Un coup de coeur de Mollat
Et pourtant, rien ne laisse présager de la véritable paix que l'auteur-alors âgé de trente ans- retire de l'écriture de ces lignes : Jacques Lusseyran nous raconte en effet les vingt premières années de sa vie, pendant lesquelles il a perdu la vue et connu l'éclatement de la seconde guerre mondiale.
Il est difficile d'imaginer qu'un enfant qui perd la vue à l'âge de huit ans puisse demeurer aussi heureux, malgré la pression sociale et l'apitoiement des adultes.
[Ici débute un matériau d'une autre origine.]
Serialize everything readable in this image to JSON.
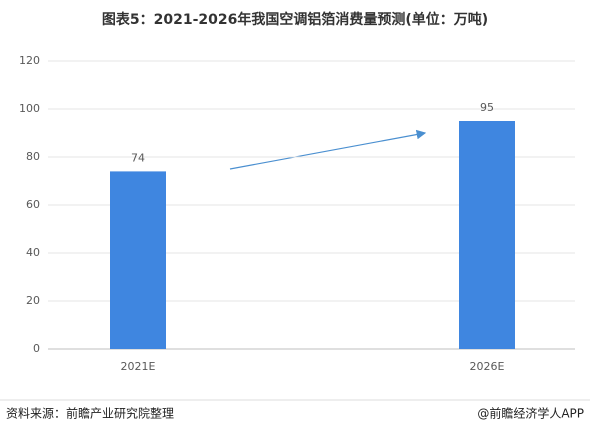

Jacques n'a pas une seule seconde pensé à s'apitoyer sur son sort, tant ses parents lui ont transmis force et humilité. La cécité ne l'effraie pas, au contraire, elle le transcende. De la perte de la vue naît cette lumière qui ne le quittera jamais…ou presque. Cette lumière, qui le suit à chacun de ses pas, le mènera à des amis qui ne le quitteront jamais, ainsi qu'à la découverte de la littérature, du théâtre et des grands penseurs de son temps. Elle fait de lui un enfant puis un adolescent doté d'une immense sensibilité, d'une grande capacité d'analyse de son époque : à l'orée de l'éclatement de la seconde guerre mondiale, Jacques nous décrit toute la tension monter à Paris. En Juin 1940, il entend l'appel du général de Gaulle depuis la BBC et entreprend alors de s'engager : en 1941, Jacques rejoint le mouvement Défense de la France et sera plus tard déporté à Buchenwald.
Jacques Lusseyran est à la fois en plein cœur et hors du monde, -intimement engagé dans la résistance tout en étant aveugle et vu comme différent - et c'est bien sur cette dualité que ce récit fonde son caractère exceptionnel. Au-delà d'un récit juste et touchant sur l'enfance et l'adolescence, l'auteur nous invite à une belle leçon de courage et d'humilité.
Les éditions Folio rééditent le texte de Jacques Lusseyran, l'occasion de relire ce sublime témoignage.